When University Isn’t the End of the Story
In China, fewer than 5 percent of secondary graduates once made it into universities. Yet the demand for learning did not vanish with a test score. Instead, it spilled into a parallel world of adult and distance education that has quietly educated tens of millions.
Factories, Fields, and Evening Classrooms
From the 1950s onward, spare-time schools for workers and peasants sprang up in factories and county seats. By the mid‑1980s, about 70 percent of factories ran their own classes—dubbed “workers’ colleges”—offering basic education and technical upgrading, usually at night.
Adult education became both a tool of social justice—giving the poor and those disrupted by the Cultural Revolution a second chance—and a way to raise the skills of the existing workforce without pulling them off the job.
The Central Radio and Television University
A milestone came in 1979 with the creation of the Central Radio and Television University in Beijing and its branches across 28 provinces. Using radio, television, and printed materials, it offered two‑ to three‑year courses in more than a dozen majors.
Students followed videotaped lectures from top instructors for up to six hours a day, then met local tutors and completed nightly homework. Graduates received certificates equivalent in pay and status to regular university degrees—at a fraction of the cost.
The Digital Turn
By the early 2000s, the Ministry of Education had approved dozens of institutions to pilot modern distance education. Off‑campus learning centers, supported by CERNET (China Education and Research Network) and a national education broadband satellite system, delivered courses to 1.37 million students by 2003.

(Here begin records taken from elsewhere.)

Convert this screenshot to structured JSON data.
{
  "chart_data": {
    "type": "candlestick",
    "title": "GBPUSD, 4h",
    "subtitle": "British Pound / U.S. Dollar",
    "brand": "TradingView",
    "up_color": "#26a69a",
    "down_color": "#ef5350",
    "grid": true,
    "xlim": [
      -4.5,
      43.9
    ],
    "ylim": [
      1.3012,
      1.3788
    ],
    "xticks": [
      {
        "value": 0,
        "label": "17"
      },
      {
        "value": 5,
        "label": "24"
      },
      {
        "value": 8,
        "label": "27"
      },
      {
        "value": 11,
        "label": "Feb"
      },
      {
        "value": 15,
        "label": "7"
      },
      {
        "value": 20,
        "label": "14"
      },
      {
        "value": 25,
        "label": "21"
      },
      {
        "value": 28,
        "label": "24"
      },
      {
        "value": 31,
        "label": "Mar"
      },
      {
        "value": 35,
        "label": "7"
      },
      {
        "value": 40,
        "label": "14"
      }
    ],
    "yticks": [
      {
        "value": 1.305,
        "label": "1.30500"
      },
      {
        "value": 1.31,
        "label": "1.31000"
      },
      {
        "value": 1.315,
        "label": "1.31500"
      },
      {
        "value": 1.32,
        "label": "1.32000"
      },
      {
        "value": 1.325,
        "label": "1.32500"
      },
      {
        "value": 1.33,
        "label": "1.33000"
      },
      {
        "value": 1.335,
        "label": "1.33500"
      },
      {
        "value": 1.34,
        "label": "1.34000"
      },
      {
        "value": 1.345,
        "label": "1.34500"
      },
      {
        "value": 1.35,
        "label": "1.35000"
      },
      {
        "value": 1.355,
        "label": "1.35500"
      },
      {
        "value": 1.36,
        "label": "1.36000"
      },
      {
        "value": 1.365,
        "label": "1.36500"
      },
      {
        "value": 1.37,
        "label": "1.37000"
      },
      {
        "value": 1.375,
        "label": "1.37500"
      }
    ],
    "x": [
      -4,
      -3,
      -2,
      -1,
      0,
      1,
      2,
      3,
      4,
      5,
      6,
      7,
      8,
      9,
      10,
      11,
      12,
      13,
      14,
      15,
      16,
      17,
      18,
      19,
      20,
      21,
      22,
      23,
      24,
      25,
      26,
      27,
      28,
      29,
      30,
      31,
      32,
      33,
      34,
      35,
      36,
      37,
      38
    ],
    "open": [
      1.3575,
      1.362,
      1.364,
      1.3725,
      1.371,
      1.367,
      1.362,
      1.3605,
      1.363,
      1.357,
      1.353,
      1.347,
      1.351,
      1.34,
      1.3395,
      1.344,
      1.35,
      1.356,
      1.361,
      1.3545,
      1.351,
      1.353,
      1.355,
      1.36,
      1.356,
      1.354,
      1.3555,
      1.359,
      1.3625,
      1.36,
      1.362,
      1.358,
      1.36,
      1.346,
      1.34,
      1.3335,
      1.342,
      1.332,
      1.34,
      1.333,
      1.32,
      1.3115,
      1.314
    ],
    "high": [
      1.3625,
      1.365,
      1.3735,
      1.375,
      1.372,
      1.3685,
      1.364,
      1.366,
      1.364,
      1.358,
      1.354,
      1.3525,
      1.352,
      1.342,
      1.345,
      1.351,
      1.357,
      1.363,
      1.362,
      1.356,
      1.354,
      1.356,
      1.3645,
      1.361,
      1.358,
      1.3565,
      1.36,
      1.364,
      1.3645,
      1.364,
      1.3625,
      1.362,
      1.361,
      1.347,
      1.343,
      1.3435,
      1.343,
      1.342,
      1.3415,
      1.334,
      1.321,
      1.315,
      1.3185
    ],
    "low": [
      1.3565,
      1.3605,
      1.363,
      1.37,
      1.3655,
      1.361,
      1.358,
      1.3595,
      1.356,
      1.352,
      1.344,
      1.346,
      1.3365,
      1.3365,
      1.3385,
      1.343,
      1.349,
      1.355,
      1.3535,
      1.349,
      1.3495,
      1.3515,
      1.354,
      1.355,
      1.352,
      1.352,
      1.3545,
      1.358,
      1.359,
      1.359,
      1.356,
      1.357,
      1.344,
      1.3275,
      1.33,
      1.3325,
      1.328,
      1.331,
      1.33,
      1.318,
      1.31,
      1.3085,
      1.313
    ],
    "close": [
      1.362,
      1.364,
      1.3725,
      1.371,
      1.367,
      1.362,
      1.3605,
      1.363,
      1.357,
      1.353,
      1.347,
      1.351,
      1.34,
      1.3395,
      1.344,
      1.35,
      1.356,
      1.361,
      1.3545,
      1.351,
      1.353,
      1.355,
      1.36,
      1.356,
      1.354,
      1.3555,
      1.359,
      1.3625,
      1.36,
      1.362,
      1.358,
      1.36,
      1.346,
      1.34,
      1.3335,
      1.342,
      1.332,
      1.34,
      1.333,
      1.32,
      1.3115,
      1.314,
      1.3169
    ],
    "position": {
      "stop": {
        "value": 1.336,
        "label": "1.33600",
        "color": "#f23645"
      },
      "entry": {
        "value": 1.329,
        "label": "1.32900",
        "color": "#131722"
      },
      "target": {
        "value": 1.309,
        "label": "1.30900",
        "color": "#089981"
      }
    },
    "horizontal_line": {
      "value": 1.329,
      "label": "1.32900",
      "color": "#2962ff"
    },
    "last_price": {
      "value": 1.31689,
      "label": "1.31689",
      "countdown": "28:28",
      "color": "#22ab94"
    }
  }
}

Open, online, and network education now allow adults—with jobs, families, and no time for daytime classes—to study for degrees through flexible schedules and rolling admissions.
Lifelong Learning as National Strategy
What began as a way to fix past disruptions has evolved into a pillar of China’s “lifelong learning” vision. In a fast‑changing economy, night schools and online platforms promise that a person’s most important exam may not be the one they took at eighteen—but the decision to keep learning at forty.